The practice of transferring junior less experienced and not so competent officials from outside organizations and other services to become bosses of their former seniors after contrived promotions in such external organizations must not be allowed.
It is also important to implement a Remuneration and Rewards system for the public service that will attract the best talents. That was the situation in pre Independence days. As far back as 1955, the British Government adopted the principle of “comparability with private enterprise rates”.
The USA adopted the same principle in their Federal Salary Reform Acts of 1962 and 1964. This principle could be applied in formulating the more realistic national remunerations which I recommended earlier.
We were informed in a recent seminar of many significant milestones already attained in the ongoing Civil Service Reforms. Unfortunately, the image of the Civil Service and the Public Service amongst the citizens is not good. This may not be the fault of the Public Service. It does not operate in isolation.

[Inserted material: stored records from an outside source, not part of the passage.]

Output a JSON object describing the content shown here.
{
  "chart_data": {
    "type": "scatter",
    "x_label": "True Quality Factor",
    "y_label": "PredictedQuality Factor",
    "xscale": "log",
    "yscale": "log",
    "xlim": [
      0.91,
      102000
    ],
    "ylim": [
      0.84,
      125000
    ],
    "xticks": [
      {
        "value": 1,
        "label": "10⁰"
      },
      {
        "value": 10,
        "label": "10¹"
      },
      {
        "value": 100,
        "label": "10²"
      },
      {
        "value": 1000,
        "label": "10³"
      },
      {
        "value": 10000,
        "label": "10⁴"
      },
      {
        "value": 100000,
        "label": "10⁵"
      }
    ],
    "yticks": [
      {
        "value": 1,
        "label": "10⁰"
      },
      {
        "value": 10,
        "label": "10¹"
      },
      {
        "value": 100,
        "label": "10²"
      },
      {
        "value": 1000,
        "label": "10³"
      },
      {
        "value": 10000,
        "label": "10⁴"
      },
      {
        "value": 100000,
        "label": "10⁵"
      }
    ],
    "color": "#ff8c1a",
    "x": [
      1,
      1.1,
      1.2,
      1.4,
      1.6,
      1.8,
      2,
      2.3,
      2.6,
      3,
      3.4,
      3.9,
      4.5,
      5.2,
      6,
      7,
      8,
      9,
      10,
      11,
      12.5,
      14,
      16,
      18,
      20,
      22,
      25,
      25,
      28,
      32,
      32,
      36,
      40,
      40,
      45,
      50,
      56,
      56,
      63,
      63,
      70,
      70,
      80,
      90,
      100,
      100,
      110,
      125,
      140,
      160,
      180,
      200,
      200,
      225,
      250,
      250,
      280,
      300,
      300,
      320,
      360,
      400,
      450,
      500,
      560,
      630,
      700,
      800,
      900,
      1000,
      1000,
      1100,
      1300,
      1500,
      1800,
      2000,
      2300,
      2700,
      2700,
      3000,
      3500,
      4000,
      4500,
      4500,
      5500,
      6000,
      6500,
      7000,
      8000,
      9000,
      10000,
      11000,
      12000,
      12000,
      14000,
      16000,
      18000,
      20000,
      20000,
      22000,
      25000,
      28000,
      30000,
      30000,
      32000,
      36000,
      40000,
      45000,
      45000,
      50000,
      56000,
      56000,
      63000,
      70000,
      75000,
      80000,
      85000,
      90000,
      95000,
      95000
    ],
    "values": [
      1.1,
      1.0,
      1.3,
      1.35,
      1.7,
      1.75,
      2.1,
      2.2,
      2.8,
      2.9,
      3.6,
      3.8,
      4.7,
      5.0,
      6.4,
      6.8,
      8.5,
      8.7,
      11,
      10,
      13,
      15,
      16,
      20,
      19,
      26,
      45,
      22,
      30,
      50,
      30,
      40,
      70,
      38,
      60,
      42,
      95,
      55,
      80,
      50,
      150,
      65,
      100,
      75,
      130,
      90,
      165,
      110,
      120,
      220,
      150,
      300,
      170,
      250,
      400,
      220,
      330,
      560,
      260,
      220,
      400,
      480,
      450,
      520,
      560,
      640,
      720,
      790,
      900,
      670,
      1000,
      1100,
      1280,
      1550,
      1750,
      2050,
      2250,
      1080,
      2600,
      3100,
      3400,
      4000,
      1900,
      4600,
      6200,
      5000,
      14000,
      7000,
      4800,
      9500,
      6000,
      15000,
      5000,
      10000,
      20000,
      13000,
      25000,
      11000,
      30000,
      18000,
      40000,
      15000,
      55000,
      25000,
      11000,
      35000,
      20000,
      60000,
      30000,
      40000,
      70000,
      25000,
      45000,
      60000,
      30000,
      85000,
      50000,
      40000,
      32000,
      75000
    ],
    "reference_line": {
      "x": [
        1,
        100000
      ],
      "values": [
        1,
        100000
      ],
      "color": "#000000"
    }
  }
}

At the end of the reform process, the civil servant must earn and acquire a new image – that of a friendly, helpful, prompt, competent servant of the people who is pro-investment and is a willing midwife to the birth of new productive enterprises and to wealth creation. He must discard the image of the arrogant intimidator or of the corrupt extortioner. It is then that he can help to deliver the desired Transformation Agenda.
Need For A Call To Order
To the outsider, the pace of the conduct of national affairs appears lethargic. There is a prevailing mood of insecurity and uneasiness amongst the general public, I believe that there is need now for a dramatic “Call To Order” by Mr. President that the leaders of all sectors of government and society must try to undergo the necessary drastic change of attitude and embrace all the aspects of good governance which entails:
The Rule of Law;
Efficient and prompt administration of justice;
Predictability, objectivity and consistency in government measures;
Respect for the sanctity of contracts;
Abandonment of the pursuit of self-enrichment as the motive for seeking political leadership and office;
Zero tolerance for corruption and the prompt application of adequate sanctions against offenders including seizure of all properties corruptly acquired;
Efficient and timely service delivery by all government agencies;
Return to planning and submission to the discipline of planning, respecting pre-determined priorities in the utilization of national resources;
Return to the principle of collective responsibility of government; and The Government should also embark on effective and sustained publicity of the Transformation Agenda – what it means for all of us and why we should all support it and participate in delivery where we can. Nigerians are governable. The people need to be mobilized so that the Transformation Agenda can be achieved.